Neither, for that matter, are Bayern. There's grousing every month or so from some former club legend or another, who bemoans the team's possession obsession—this time, it's Stefan Effenberg—but the detractors fail to appreciate that these Bayern squads are far less art project-ish than Barcelona at their fussily idealistic, Cesc-Fàbregas-in-the-front-line peak. While Pep didn't leave his pretensions toward his version of perfect soccer behind when he left Catalonia, he at least became a whit more pragmatic.

Bayern are not built like circa 2010 Barcelona, and so they don't play that way. They keep the ball, and they're offensive-minded perhaps to a fault, but the machinery hums at a unique pitch. It's not that the irregular violence of Robben, Franck Ribery, and Thomas Muller's games can't be contained by Guardiola's methods; it's that his methods encourage that violence, and order it in such a way that it's rendered as effective as it's ever been.
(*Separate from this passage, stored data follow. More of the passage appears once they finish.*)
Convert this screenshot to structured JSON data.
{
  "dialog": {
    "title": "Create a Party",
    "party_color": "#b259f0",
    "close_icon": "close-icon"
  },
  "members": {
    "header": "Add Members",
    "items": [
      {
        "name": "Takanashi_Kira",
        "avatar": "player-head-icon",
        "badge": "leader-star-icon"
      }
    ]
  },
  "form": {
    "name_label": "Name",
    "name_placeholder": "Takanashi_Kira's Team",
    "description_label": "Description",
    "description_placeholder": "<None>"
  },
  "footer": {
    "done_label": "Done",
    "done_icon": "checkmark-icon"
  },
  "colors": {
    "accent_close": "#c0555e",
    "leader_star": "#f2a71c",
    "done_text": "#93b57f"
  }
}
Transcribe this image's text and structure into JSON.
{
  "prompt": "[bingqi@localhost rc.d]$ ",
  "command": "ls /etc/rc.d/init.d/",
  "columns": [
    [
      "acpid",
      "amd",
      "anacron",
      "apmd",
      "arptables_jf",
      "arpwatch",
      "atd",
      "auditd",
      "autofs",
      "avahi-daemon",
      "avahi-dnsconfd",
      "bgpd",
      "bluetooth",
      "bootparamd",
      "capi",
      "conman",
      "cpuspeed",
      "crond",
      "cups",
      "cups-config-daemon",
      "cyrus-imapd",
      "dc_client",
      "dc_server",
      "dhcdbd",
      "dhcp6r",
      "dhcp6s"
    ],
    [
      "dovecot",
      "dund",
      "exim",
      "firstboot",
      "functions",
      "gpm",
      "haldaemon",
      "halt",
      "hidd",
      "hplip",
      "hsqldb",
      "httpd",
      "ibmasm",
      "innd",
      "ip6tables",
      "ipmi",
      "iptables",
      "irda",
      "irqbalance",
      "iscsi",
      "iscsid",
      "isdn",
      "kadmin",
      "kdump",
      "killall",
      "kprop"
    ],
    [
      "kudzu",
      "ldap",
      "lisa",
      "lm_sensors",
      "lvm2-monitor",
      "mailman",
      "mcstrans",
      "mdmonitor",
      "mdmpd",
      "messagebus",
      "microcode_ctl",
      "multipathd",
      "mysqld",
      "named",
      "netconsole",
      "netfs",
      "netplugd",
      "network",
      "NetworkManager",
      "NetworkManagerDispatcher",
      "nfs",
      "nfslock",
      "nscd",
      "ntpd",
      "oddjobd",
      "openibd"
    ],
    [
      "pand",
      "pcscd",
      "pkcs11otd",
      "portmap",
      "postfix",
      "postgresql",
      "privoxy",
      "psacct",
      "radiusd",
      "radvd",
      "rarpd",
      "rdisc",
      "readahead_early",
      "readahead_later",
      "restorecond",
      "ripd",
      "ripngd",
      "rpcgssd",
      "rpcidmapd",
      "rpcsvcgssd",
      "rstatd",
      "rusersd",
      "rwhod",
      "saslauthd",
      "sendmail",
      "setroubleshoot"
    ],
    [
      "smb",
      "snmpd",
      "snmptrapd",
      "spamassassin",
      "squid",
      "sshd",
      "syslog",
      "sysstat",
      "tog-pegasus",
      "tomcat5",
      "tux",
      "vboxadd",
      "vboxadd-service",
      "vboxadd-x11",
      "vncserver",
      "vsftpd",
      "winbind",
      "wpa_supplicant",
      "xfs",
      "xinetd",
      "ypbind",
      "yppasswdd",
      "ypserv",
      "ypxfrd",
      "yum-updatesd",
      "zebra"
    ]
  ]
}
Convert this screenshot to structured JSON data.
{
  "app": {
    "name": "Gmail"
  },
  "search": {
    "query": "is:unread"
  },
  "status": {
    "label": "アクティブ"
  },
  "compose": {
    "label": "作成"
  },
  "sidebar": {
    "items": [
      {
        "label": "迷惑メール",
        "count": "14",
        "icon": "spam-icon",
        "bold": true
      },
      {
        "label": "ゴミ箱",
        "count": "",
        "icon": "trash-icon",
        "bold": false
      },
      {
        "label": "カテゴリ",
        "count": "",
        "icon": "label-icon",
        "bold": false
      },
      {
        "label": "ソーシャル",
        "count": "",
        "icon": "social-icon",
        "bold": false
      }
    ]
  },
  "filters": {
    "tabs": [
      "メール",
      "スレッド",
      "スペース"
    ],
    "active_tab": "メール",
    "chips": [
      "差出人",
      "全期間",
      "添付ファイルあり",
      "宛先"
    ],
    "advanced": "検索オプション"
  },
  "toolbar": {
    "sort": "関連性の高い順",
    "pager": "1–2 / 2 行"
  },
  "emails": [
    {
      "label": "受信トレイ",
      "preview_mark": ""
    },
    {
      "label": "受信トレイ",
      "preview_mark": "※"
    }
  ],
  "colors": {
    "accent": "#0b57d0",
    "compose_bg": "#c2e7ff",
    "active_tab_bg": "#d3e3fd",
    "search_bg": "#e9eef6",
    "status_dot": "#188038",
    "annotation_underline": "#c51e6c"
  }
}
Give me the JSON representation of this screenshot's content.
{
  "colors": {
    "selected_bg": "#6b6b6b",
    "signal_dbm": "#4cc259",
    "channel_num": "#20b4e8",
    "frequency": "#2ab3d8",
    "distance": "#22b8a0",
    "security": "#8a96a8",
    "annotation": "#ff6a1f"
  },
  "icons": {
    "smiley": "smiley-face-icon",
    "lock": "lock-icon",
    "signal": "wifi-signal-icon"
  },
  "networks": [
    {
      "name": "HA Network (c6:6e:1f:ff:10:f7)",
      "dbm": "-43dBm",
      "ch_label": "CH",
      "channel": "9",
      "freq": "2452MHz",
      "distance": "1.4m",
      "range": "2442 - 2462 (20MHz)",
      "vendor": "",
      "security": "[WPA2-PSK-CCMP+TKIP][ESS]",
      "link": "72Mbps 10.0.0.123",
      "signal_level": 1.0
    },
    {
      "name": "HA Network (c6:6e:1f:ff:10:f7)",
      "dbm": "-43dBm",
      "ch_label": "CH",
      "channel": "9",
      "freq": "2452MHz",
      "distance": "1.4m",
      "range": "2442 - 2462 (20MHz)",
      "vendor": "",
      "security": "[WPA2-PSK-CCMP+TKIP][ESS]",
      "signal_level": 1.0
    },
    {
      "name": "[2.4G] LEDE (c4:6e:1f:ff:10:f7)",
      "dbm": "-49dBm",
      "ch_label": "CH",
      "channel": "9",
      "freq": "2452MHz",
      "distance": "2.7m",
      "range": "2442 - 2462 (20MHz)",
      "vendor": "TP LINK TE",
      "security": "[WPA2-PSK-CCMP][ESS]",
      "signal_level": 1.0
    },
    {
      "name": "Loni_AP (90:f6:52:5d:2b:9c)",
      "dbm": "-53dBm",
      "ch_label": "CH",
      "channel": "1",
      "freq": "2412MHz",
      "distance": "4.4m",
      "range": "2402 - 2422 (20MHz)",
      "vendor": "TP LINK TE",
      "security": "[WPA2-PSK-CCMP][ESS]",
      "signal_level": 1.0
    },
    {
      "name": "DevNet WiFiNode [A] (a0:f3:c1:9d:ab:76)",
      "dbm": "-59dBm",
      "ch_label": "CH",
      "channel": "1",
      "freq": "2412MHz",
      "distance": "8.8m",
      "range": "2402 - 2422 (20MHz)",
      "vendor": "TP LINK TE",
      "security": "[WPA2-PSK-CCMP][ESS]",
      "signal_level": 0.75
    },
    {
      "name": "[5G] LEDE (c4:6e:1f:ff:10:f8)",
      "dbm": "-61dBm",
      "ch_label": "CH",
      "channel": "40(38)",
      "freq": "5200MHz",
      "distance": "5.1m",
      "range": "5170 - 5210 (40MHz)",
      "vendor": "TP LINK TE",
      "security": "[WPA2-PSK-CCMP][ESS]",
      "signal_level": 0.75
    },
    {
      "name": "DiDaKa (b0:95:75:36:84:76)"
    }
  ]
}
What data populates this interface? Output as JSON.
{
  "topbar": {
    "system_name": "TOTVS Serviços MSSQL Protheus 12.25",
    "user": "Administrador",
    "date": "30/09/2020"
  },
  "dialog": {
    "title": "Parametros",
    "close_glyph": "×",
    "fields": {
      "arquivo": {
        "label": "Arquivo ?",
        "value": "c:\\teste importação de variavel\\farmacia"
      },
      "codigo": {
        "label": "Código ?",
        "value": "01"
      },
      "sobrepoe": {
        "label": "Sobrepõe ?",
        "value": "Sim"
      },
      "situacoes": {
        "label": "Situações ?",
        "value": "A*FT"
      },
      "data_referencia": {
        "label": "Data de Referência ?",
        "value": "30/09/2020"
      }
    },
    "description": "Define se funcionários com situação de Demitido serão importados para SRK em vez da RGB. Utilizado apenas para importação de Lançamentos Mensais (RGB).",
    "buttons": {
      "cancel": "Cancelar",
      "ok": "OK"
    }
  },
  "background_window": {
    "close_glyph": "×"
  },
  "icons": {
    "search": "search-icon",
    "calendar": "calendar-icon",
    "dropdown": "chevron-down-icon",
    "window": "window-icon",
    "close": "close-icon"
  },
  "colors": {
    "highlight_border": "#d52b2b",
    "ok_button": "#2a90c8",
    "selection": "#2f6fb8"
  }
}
Bayern play like a buzzsaw these days, which is a function of their talent. The precision with which they cut is Pep's doing. In Munich, he's more of a facilitator than a visionary.

It's been a little over two years since Guardiola coached his last match at the Nou Camp. It's slightly silly that he's the focal point of this tie, because, as he's said in so many words over the years, managers only matter so much. But besides the simultaneously rote and poignant A Man Comes Home storyline, his return illuminates how much has changed and how much hasn't, while adding a dose of weirdness to the proceedings.

Guardiola is at Bayern, but will forever be connected to Barcelona. Both teams bear his imprint, but only sort of. The stadium is likely to give him an ovation, then seat themselves and root for Pep's squad to lose 5-0. It'll be like watching the ocean greet a great ship, then try to capsize it. The action on the pitch, as ever, will be the most captivating aspect, but everything that happens will be reflected through the bald, besuited man standing on the sideline. This match is about Pep, and he knows it, no matter how much he lets on.